Хамдам был одинок и верил только себе, только своему чувству, которое подсказывало ему: «Ты все получишь. Умей ждать! Живи так, как живут кошки в доме! Будь осторожен и в ненависти и в любви!»
Хамдам хотел проститься с Иргашом, но Иргаш удерживал его.
- Ты все еще надеешься? - сказал Хамдам. - Хорошо. Я останусь, если ты просишь. Но когда пойдет, русская пехота…
- Там не только русские, - вставил Козак Насыров.
Он только что вернулся из боя. В последний раз, пользуясь темнотой, с отрядом всадников он попробовал налететь на крепость и видел там узбеков. Иргаш вскочил, как зверь, увидевший жертву. Он налетел на киргиза с криком:
- И ты вернулся, не порубив их!
- Я не сумасшедший, - равнодушно ответил хану любимый есаул.

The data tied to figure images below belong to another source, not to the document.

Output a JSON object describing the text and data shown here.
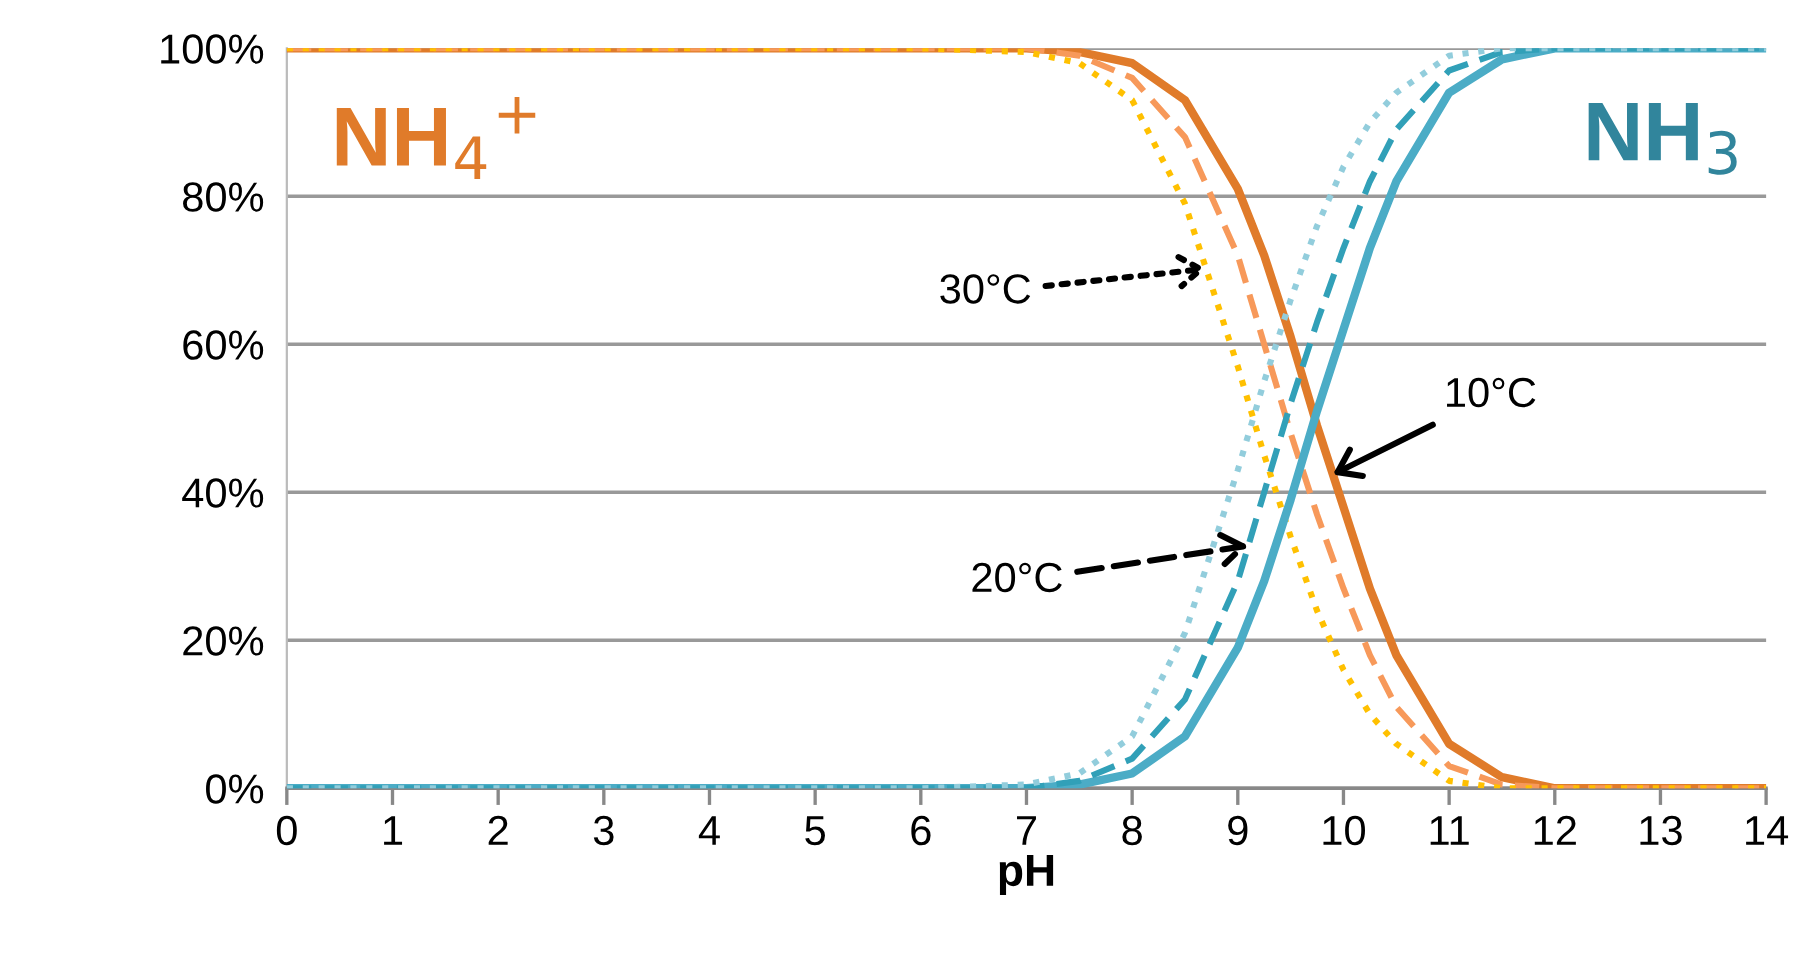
{
  "chart_data": {
    "type": "line",
    "xlabel": "pH",
    "x": [
      0,
      1,
      2,
      3,
      4,
      5,
      6,
      7,
      7.5,
      8,
      8.5,
      9,
      9.25,
      9.5,
      9.75,
      10,
      10.25,
      10.5,
      11,
      11.5,
      12,
      13,
      14
    ],
    "series": [
      {
        "color": "#e07b2a",
        "line_style": "solid",
        "values": [
          100,
          100,
          100,
          100,
          100,
          100,
          100,
          100,
          99.5,
          98,
          93,
          81,
          72,
          61,
          49,
          38,
          27,
          18,
          6,
          1.5,
          0,
          0,
          0
        ]
      },
      {
        "color": "#f7995a",
        "line_style": "dashed",
        "values": [
          100,
          100,
          100,
          100,
          100,
          100,
          100,
          100,
          99,
          96,
          88,
          72,
          60,
          48,
          37,
          27,
          18,
          11,
          3,
          0.5,
          0,
          0,
          0
        ]
      },
      {
        "color": "#ffc000",
        "line_style": "dotted",
        "values": [
          100,
          100,
          100,
          100,
          100,
          100,
          100,
          99.5,
          98,
          93,
          79,
          57,
          45,
          34,
          24,
          16,
          10,
          6,
          1,
          0,
          0,
          0,
          0
        ]
      },
      {
        "color": "#4bacc6",
        "line_style": "solid",
        "values": [
          0,
          0,
          0,
          0,
          0,
          0,
          0,
          0,
          0.5,
          2,
          7,
          19,
          28,
          39,
          51,
          62,
          73,
          82,
          94,
          98.5,
          100,
          100,
          100
        ]
      },
      {
        "color": "#31a0b8",
        "line_style": "dashed",
        "values": [
          0,
          0,
          0,
          0,
          0,
          0,
          0,
          0,
          1,
          4,
          12,
          28,
          40,
          52,
          63,
          73,
          82,
          89,
          97,
          99.5,
          100,
          100,
          100
        ]
      },
      {
        "color": "#92cddc",
        "line_style": "dotted",
        "values": [
          0,
          0,
          0,
          0,
          0,
          0,
          0,
          0.5,
          2,
          7,
          21,
          43,
          55,
          66,
          76,
          84,
          90,
          94,
          99,
          100,
          100,
          100,
          100
        ]
      }
    ],
    "annotations": [
      {
        "text": "30°C",
        "x": 8.7,
        "y": 70.2
      },
      {
        "text": "20°C",
        "x": 9.1,
        "y": 32.8
      },
      {
        "text": "10°C",
        "x": 9.9,
        "y": 42.4
      },
      "NH$_{4}$$^{+}$",
      "NH$_{3}$"
    ],
    "xlim": [
      0,
      14
    ],
    "xticks": [
      0,
      1,
      2,
      3,
      4,
      5,
      6,
      7,
      8,
      9,
      10,
      11,
      12,
      13,
      14
    ],
    "ylim": [
      0,
      100
    ],
    "yticks": [
      {
        "value": 0,
        "label": "0%"
      },
      {
        "value": 20,
        "label": "20%"
      },
      {
        "value": 40,
        "label": "40%"
      },
      {
        "value": 60,
        "label": "60%"
      },
      {
        "value": 80,
        "label": "80%"
      },
      {
        "value": 100,
        "label": "100%"
      }
    ],
    "grid": "y",
    "legend": false,
    "marker": "none"
  }
}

Иргаш побагровел и камчой сбил с Насырова высокую черную папаху. Хамдам, поморщившись, удержал руку Иргаша:
- Не сердись, брат! Все это сейчас бесполезно. Когда русская пехота выйдет из крепости, кишлачники все равно побегут. А это будет только утром. Не думай, что в Коканде остались одни храбрые! Нет! Наоборот! Остались только трусы, которые еще боятся тебя, но в последнюю минуту они тебя предадут. Умные и решительные покинули неверное дело. Я ведь ухожу не из трусости, ты это понимаешь, а из благоразумия. Как хочешь? Хочешь, я останусь?
- Уезжай! - прохрипел Иргаш и сбросил с себя халат.
Хамдам приложил руку к сердцу. Выходя, он встретился глазами с Козаком Насыровым. Насыров, покусывая свою порубленную губу, стоял навытяжку около дверей. Хамдам улыбнулся ему, как друг, призывающий к терпению.